There's an old Wall Street proverb that says nobody rings a bell at the top or the bottom of the market.

That's true, but the marginal buyer in the housing market would have to be considering having a dabble now.

What a difference a week makes, with a trifecta of positive news for property markets, kicking off with the Federal election result. 

After three years of polling predicting an outright Labor victory the silent voters took a sceptical look at Labor's hotchpotch of new taxes and binned them outright. 

There's little value-add in Monday morning (Wednesday morning) quarterbacking on the election results, but the retirees I saw at a recent investor conference were absolutely seething with rage on the franking issue, which presumably would have accounted for some of the Queensland voting. 

They quite probably weren't ALP voters anyway, but the vibe was not good. 

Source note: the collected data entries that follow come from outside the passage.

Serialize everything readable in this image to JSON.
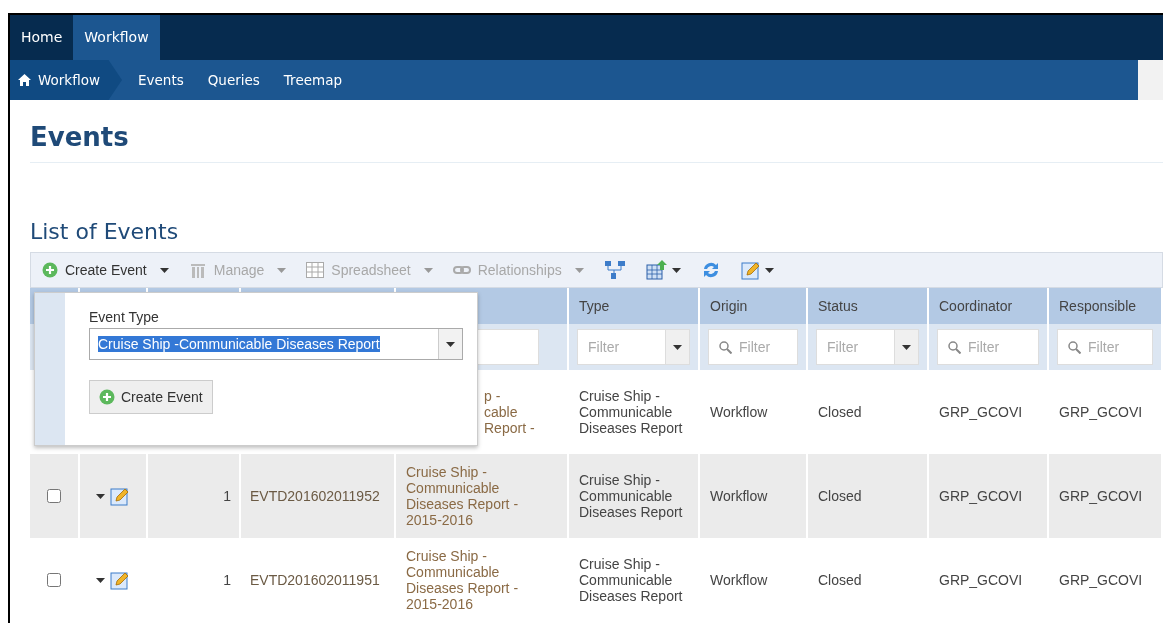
{
  "top_nav": [
    {
      "label": "Home",
      "selected": false
    },
    {
      "label": "Workflow",
      "selected": true
    }
  ],
  "breadcrumb": {
    "label": "Workflow"
  },
  "sub_nav": [
    "Events",
    "Queries",
    "Treemap"
  ],
  "page_title": "Events",
  "section_title": "List of Events",
  "toolbar": [
    {
      "label": "Create Event",
      "disabled": false
    },
    {
      "label": "Manage",
      "disabled": true
    },
    {
      "label": "Spreadsheet",
      "disabled": true
    },
    {
      "label": "Relationships",
      "disabled": true
    }
  ],
  "popup": {
    "field_label": "Event Type",
    "value": "Cruise Ship -Communicable Diseases Report",
    "button": "Create Event"
  },
  "table": {
    "columns": [
      {
        "label": "Type",
        "filter": "Filter",
        "kind": "dropdown"
      },
      {
        "label": "Origin",
        "filter": "Filter",
        "kind": "search"
      },
      {
        "label": "Status",
        "filter": "Filter",
        "kind": "dropdown"
      },
      {
        "label": "Coordinator",
        "filter": "Filter",
        "kind": "search"
      },
      {
        "label": "Responsible",
        "filter": "Filter",
        "kind": "search"
      }
    ],
    "rows": [
      {
        "name": [
          "p -",
          "cable",
          "Report -"
        ],
        "type": "Cruise Ship - Communicable Diseases Report",
        "origin": "Workflow",
        "status": "Closed",
        "coordinator": "GRP_GCOVI",
        "responsible": "GRP_GCOVI"
      },
      {
        "checked": false,
        "count": "1",
        "id": "EVTD201602011952",
        "name": [
          "Cruise Ship - Communicable Diseases Report - 2015-2016"
        ],
        "type": "Cruise Ship - Communicable Diseases Report",
        "origin": "Workflow",
        "status": "Closed",
        "coordinator": "GRP_GCOVI",
        "responsible": "GRP_GCOVI"
      },
      {
        "checked": false,
        "count": "1",
        "id": "EVTD201602011951",
        "name": [
          "Cruise Ship - Communicable Diseases Report - 2015-2016"
        ],
        "type": "Cruise Ship - Communicable Diseases Report",
        "origin": "Workflow",
        "status": "Closed",
        "coordinator": "GRP_GCOVI",
        "responsible": "GRP_GCOVI"
      }
    ]
  }
}
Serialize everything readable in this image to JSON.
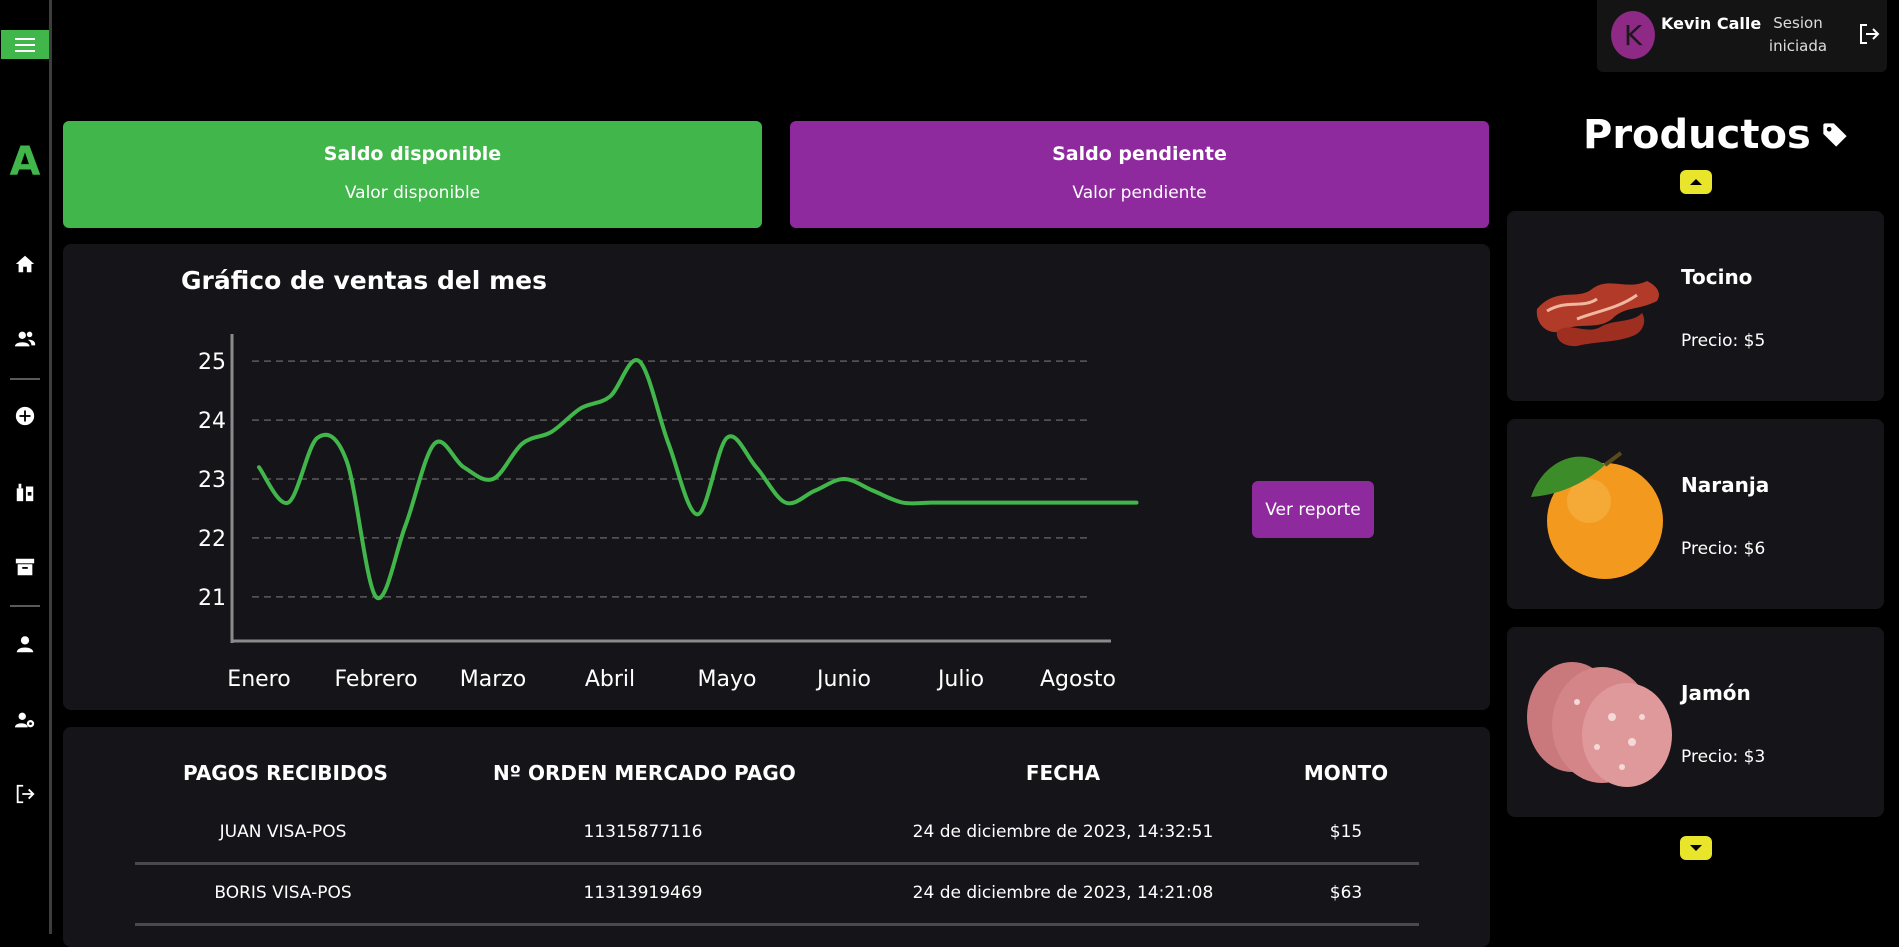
{
  "sidebar": {
    "logo": "A",
    "icons": [
      "menu-icon",
      "home-icon",
      "users-icon",
      "add-circle-icon",
      "inventory-icon",
      "archive-icon",
      "person-icon",
      "user-settings-icon",
      "logout-icon"
    ]
  },
  "user": {
    "initial": "K",
    "name": "Kevin Calle",
    "status": "Sesion iniciada"
  },
  "cards": {
    "available_title": "Saldo disponible",
    "available_value": "Valor disponible",
    "pending_title": "Saldo pendiente",
    "pending_value": "Valor pendiente"
  },
  "chart_panel": {
    "title": "Gráfico de ventas del mes",
    "report_button": "Ver reporte"
  },
  "chart_data": {
    "type": "line",
    "categories": [
      "Enero",
      "Febrero",
      "Marzo",
      "Abril",
      "Mayo",
      "Junio",
      "Julio",
      "Agosto"
    ],
    "x": [
      0,
      0.25,
      0.5,
      0.75,
      1,
      1.25,
      1.5,
      1.75,
      2,
      2.25,
      2.5,
      2.75,
      3,
      3.25,
      3.5,
      3.75,
      4,
      4.25,
      4.5,
      4.75,
      5,
      5.25,
      5.5,
      5.75,
      6,
      6.25,
      6.5,
      6.75,
      7,
      7.25,
      7.5
    ],
    "values": [
      23.2,
      22.6,
      23.7,
      23.3,
      21,
      22.2,
      23.6,
      23.2,
      23,
      23.6,
      23.8,
      24.2,
      24.4,
      25,
      23.6,
      22.4,
      23.7,
      23.2,
      22.6,
      22.8,
      23,
      22.8,
      22.6,
      22.6,
      22.6,
      22.6,
      22.6,
      22.6,
      22.6,
      22.6,
      22.6
    ],
    "yticks": [
      21,
      22,
      23,
      24,
      25
    ],
    "ylim": [
      20.2,
      25.8
    ],
    "color": "#41b64a",
    "grid": "dashed horizontal"
  },
  "table": {
    "headers": [
      "PAGOS RECIBIDOS",
      "Nº ORDEN MERCADO PAGO",
      "FECHA",
      "MONTO"
    ],
    "rows": [
      [
        "JUAN VISA-POS",
        "11315877116",
        "24 de diciembre de 2023, 14:32:51",
        "$15"
      ],
      [
        "BORIS VISA-POS",
        "11313919469",
        "24 de diciembre de 2023, 14:21:08",
        "$63"
      ]
    ]
  },
  "products": {
    "title": "Productos",
    "items": [
      {
        "name": "Tocino",
        "price": "Precio: $5"
      },
      {
        "name": "Naranja",
        "price": "Precio: $6"
      },
      {
        "name": "Jamón",
        "price": "Precio: $3"
      }
    ]
  },
  "colors": {
    "green": "#41b64a",
    "purple": "#8e2a9e",
    "yellow": "#e8e52a",
    "panel": "#151418"
  }
}
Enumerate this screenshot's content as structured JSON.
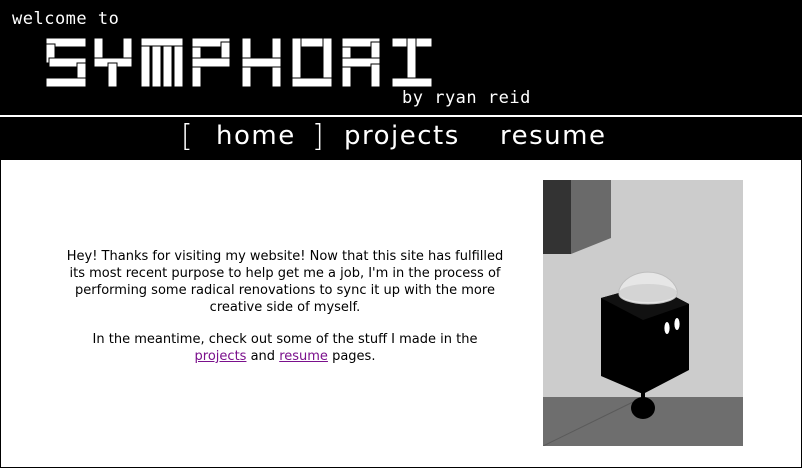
{
  "header": {
    "welcome": "welcome to",
    "logo_text": "SYMPHORI",
    "byline": "by ryan reid"
  },
  "nav": {
    "bracket_open": "[",
    "bracket_close": "]",
    "items": [
      {
        "label": "home",
        "active": true
      },
      {
        "label": "projects",
        "active": false
      },
      {
        "label": "resume",
        "active": false
      }
    ]
  },
  "main": {
    "paragraph1": "Hey! Thanks for visiting my website! Now that this site has fulfilled its most recent purpose to help get me a job, I'm in the process of performing some radical renovations to sync it up with the more creative side of myself.",
    "paragraph2_before": "In the meantime, check out some of the stuff I made in the",
    "link_projects": "projects",
    "paragraph2_middle": "and",
    "link_resume": "resume",
    "paragraph2_after": "pages."
  },
  "colors": {
    "background": "#000000",
    "content_bg": "#ffffff",
    "link_visited": "#7a0f8c"
  }
}
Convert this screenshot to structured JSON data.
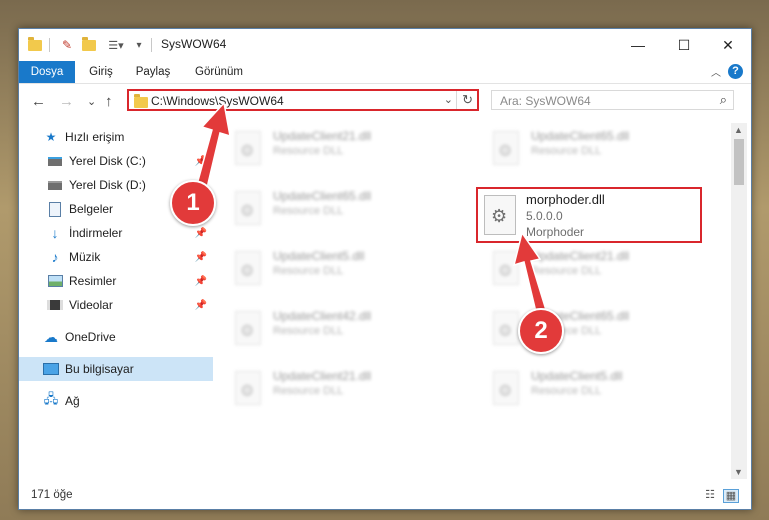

And as well as retirees between them Bowen, Shorten & Co. did quite a job of rattling the cage of mortgage brokers, real estate agents, developers, and miners, not to mention those living in mining regions, and others. 

While Labor campaigned on a range of disruptive taxes for the housing market, by contrast Morrison is effectively a 'pro-property' PM, and indeed he's already promised a first homebuyer deposit scheme to kick in from 1 January. 

Secondly, after today's speech markets are now pricing a June rate cut as a near certainty (with a 92 per cent implied likelihood), and given that the RBA is not into fine-tuning outcomes right now another is likely to follow before long. 

A third and fourth cut shouldn't be discounted given that unemployment could fall much lower than 5 per cent without bringing about inflation. 



And thirdly, the easing bias was apparently well coordinated with APRA's plan to recalibrate assessment rates, which was a welcome move. 

It wouldn't be surprising if the responsible lending piece gets a bit of a nudge as well, as scrutiny of borrower expenses has swung from one extreme (often non-existent) to the other (insanely pedantic). 

If you haven't acted yet unfortunately you've already missed the bank bounce, with Commonwealth Bank surging from lows of around $65 up to $80, and Westpac having a heck of a run this week. 

But the property market bounce shouldn't be too far behind.

To be clear we're still at the tail end of a construction boom with settlement failures commonplace, and there's a significant amount of idle stock languishing on the market, so these markets still need to clear. 

And caveat emptor applies: marginal moves in a price index are one thing, but you don't buy an index, you buy a property.

I'll do a quick post on mortgage arrears which will add some colour.